Some Indian students looked down on these immigrants, blaming them for petty bicycle thefts and how unsafe the streets were at night. And just as all East Asians were "Chinkus", the immigrants from south of the border were "Makkus" – a twist on "Mexican", used mostly (but not always) in a negative sense. No one, though, had a clear sense what the stories of these immigrants were. While it is true that a large percentage of those who cross the border are from Mexico, tens of thousands each year come from the troubled countries further south – Guatemala, El Salvador, Honduras. This year, an estimated 60,000 unaccompanied minors from Central American countries, fleeing violence in their home towns, will cross the border. Surprisingly, even hundreds of undocumented South Asians cross via Mexico – but more on that later.More here. Towards the end, I talk of the South Asian angle, including a Bangladeshi man I met in Quito, Ecuador, hoping to make the undocumented journey to the US:
The South Asian Angle: A 2009 report by Homeland Security estimated that India was number six – after Mexico, the Central American countries, and Philippines – with 200,000 undocumented immigrants currently in the US. Between 2009 and 2011, 2600 Indians were detained by the Border Patrol along the US-Mexico border. This coincided with a visa-on-arrival policy that Guatemala and other Central American countries allowed for Indian passport holders. So Indians could fly in to Guatemala City and start the journey north. The cross continental flight suggests Indian migrants had more money than most Central Americans - perhaps the money bought them a safer passage. Guatemala has now stopped visa on arrival for Indians.

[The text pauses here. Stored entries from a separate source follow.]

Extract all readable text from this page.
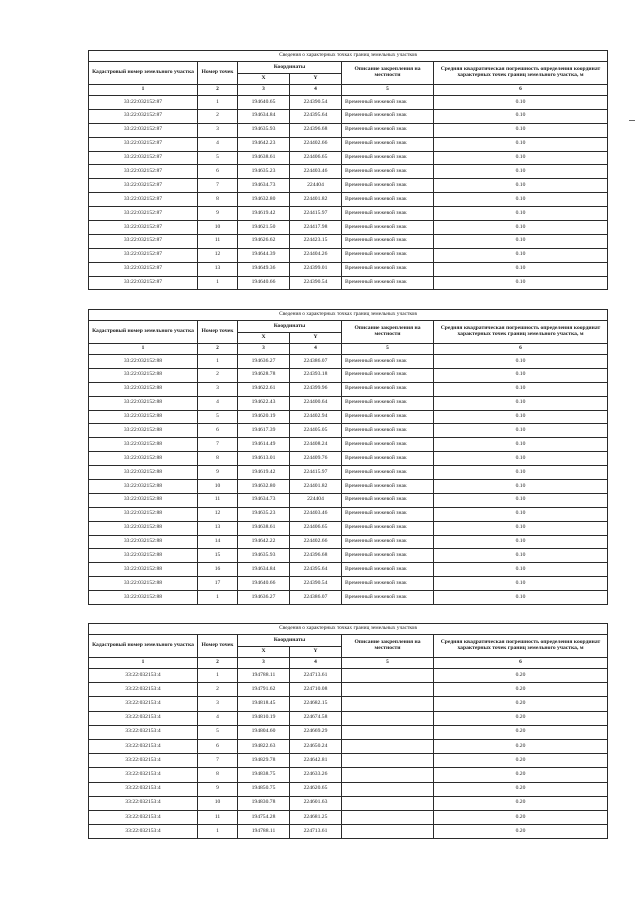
Сведения о характерных точках границ земельных участков					
Кадастровый номер земельного участка	Номер точек	Координаты		Описание закрепления на местности	Средняя квадратическая погрешность определения координат характерных точек границ земельного участка, м
		X	Y		
1	2	3	4	5	6
33:22:032152:87	1	194640.65	224390.54	Временный межевой знак	0.10
33:22:032152:87	2	194634.84	224395.64	Временный межевой знак	0.10
33:22:032152:87	3	194635.93	224396.68	Временный межевой знак	0.10
33:22:032152:87	4	194642.23	224402.66	Временный межевой знак	0.10
33:22:032152:87	5	194638.61	224406.65	Временный межевой знак	0.10
33:22:032152:87	6	194635.23	224403.46	Временный межевой знак	0.10
33:22:032152:87	7	194634.73	224404	Временный межевой знак	0.10
33:22:032152:87	8	194632.80	224401.82	Временный межевой знак	0.10
33:22:032152:87	9	194619.42	224415.97	Временный межевой знак	0.10
33:22:032152:87	10	194621.50	224417.98	Временный межевой знак	0.10
33:22:032152:87	11	194626.62	224423.15	Временный межевой знак	0.10
33:22:032152:87	12	194644.39	224404.26	Временный межевой знак	0.10
33:22:032152:87	13	194649.36	224399.01	Временный межевой знак	0.10
33:22:032152:87	1	194640.66	224390.54	Временный межевой знак	0.10
Сведения о характерных точках границ земельных участков					
Кадастровый номер земельного участка	Номер точек	Координаты		Описание закрепления на местности	Средняя квадратическая погрешность определения координат характерных точек границ земельного участка, м
		X	Y		
1	2	3	4	5	6
33:22:032152:88	1	194636.27	224386.07	Временный межевой знак	0.10
33:22:032152:88	2	194628.78	224393.18	Временный межевой знак	0.10
33:22:032152:88	3	194622.61	224399.96	Временный межевой знак	0.10
33:22:032152:88	4	194622.43	224400.64	Временный межевой знак	0.10
33:22:032152:88	5	194620.19	224402.94	Временный межевой знак	0.10
33:22:032152:88	6	194617.39	224405.05	Временный межевой знак	0.10
33:22:032152:88	7	194614.49	224408.24	Временный межевой знак	0.10
33:22:032152:88	8	194613.01	224409.76	Временный межевой знак	0.10
33:22:032152:88	9	194619.42	224415.97	Временный межевой знак	0.10
33:22:032152:88	10	194632.80	224401.82	Временный межевой знак	0.10
33:22:032152:88	11	194634.73	224404	Временный межевой знак	0.10
33:22:032152:88	12	194635.23	224403.46	Временный межевой знак	0.10
33:22:032152:88	13	194638.61	224406.65	Временный межевой знак	0.10
33:22:032152:88	14	194642.22	224402.66	Временный межевой знак	0.10
33:22:032152:88	15	194635.93	224396.68	Временный межевой знак	0.10
33:22:032152:88	16	194634.84	224395.64	Временный межевой знак	0.10
33:22:032152:88	17	194640.66	224390.54	Временный межевой знак	0.10
33:22:032152:88	1	194636.27	224386.07	Временный межевой знак	0.10
Сведения о характерных точках границ земельных участков					
Кадастровый номер земельного участка	Номер точек	Координаты		Описание закрепления на местности	Средняя квадратическая погрешность определения координат характерных точек границ земельного участка, м
		X	Y		
1	2	3	4	5	6
33:22:032153:4	1	194788.11	224713.61		0.20
33:22:032153:4	2	194791.62	224710.08		0.20
33:22:032153:4	3	194818.45	224682.15		0.20
33:22:032153:4	4	194810.19	224674.58		0.20
33:22:032153:4	5	194804.60	224669.29		0.20
33:22:032153:4	6	194822.63	224650.24		0.20
33:22:032153:4	7	194829.78	224642.81		0.20
33:22:032153:4	8	194838.75	224633.26		0.20
33:22:032153:4	9	194850.75	224620.65		0.20
33:22:032153:4	10	194830.78	224601.63		0.20
33:22:032153:4	11	194754.28	224681.25		0.20
33:22:032153:4	1	194788.11	224713.61		0.20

A Bangladeshi in Quito: In October this year – in one of those strange, unlikely encounters that happen during travel – I met met a Bangladeshi man selling samosas, 3 for $1, in the old town of Quito, Ecuador. He was the only South Asian among many Ecuadorian street vendors. The samosas were in a container - perhaps a hundred of them. Business was brisk. To appeal to the locals, he had cleverly called the samosas "Empanadas de India".
I spoke with him in Hindi. He had been in Ecuador for five years and was fluent in Spanish. Life had been reasonable, he said; accommodation, food and cost of living were inexpensive in Quito. He was in a position now to apply for an Ecuadorian passport. But his interest had always been in migrating to the United States – the same route via Mexico that others take. Some acquaintances of his had made it there already. He asked me about jobs in the US. Unfortunately, I had no concrete sense on what an undocumented immigrant could expect. I did tell him that the journey through Mexico, from what I'd heard, was risky. But he seemed intent and had a more optimistic view. All this was before I read Martinez's book -- if I had known of The Beast, I would have urgently recommended it to him.
How unusual and compelling his story is: here was a man from Bangladesh in, of all places, Ecuador, biding his time patiently, saving up money by selling that most South Asian of snacks, samosas, and even securing a backup citizenship, so that he could risk the journey north!